Теперь Песе вообще некуда было спешить, и она остановилась перевести дух. Электричка прогрохотала совсем рядом, и Песя проводила глазами мелькающие между палаток, зданием магазина и милицией вагоны. Все было так привычно глазу, что взгляд ни на чем не останавливался. Стало тихо, потом зазвенел шлагбаум автомат, и снова обычные пристанционные звуки поселка окружили ее. И они были знакомы с детства — так что к ним прислушиваться? С десяти лет она помнит все это… с десяти лет… подумать только… целая жизнь прошла среди тех же палаток, домов, звуков и лиц… нет, лиц — нет. Те, что жили здесь тогда, давно, по большей части давно уже переселились на небо и не по своей воле… не своей смертью… а она зачем-то осталась… что ей было плохо уйти вместе со всеми там, в гетто… все ушли… все… и она же тоже была с ними, среди них… и зачем-то осталась… по крайней мере, она знала бы, что они рядом, и было бы спокойней на душе. Она уже достаточно передохнула и заторопилась домой, потому что знала, что Агаша сама никогда не станет делать «гефелте фиш». Вот она, Песя, может слепить эти пельмени, которые та называет «Сибирские», она может, хотя ей противно есть эти пельмени из-за этого названия, но пусть так, а Агаша, сколько она ее ни учила, не может сделать фаршированную рыбу. Тут же стоит рядом и старается, как ей говорят, но не может… так она потом назло идет к Ёселе, берет у него кусок мяса, ну, это громко сказать кусок, и лепит свои пельмени… назло… но сейчас это нельзя… у нее пост… и потом Песах поздно в этом году… а уже их пасха совсем в мае… она опять будет отказываться есть… со своим постом…… ее мать, ну она, конечно, права, но что же ей одной есть?

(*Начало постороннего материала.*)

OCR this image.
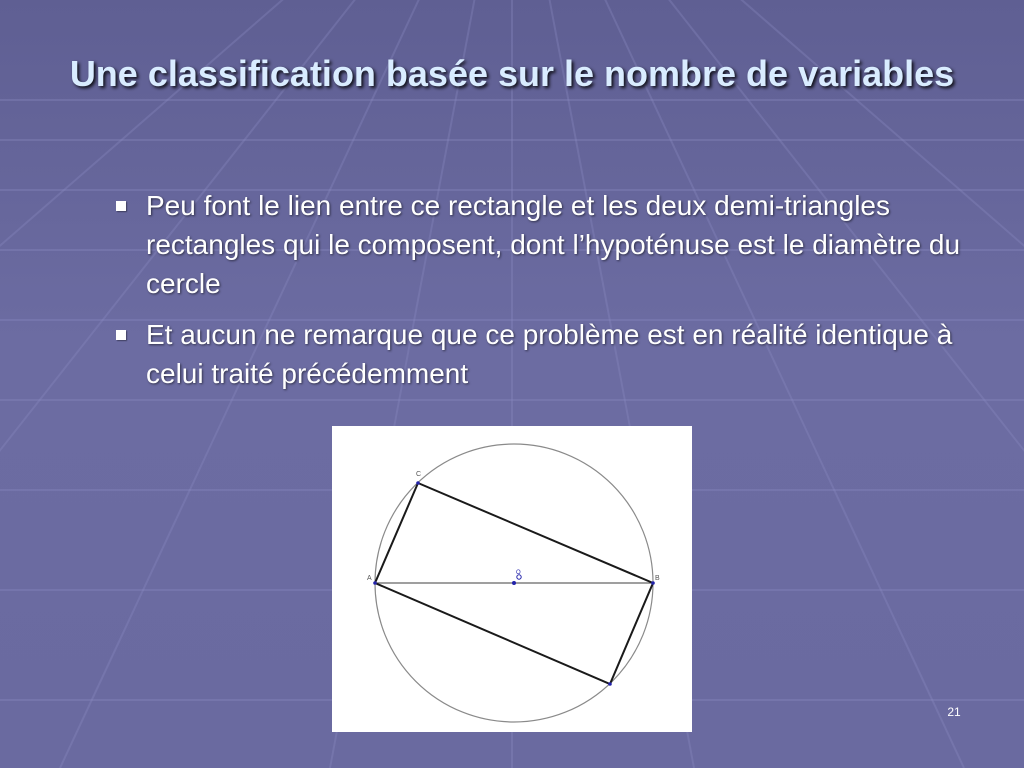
Une classification basée sur le nombre de variables
Peu font le lien entre ce rectangle et les deux demi-triangles rectangles qui le composent, dont l’hypoténuse est le diamètre du cercle
Et aucun ne remarque que ce problème est en réalité identique à celui traité précédemment
A	B
C
O
21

Она, конечно, стол на всех накроет и положит им по хорошему куску — у нее же целый карп — и его, если как следует приготовить и добавить побольше булки, а потом как надо разделить, так можно еще и соседям послать… но они теперь так мало едят… так мало… все остается на столе… и одна она вовсе есть не может, пока не поест Шлема и ее девочки… она снова остановилась и подняла глаза в небо. «Генуг шен, генуг, Готеню, их бет дир, генуг… нито кун койхес, унд их кен нит мер, Готеню, их бет дир…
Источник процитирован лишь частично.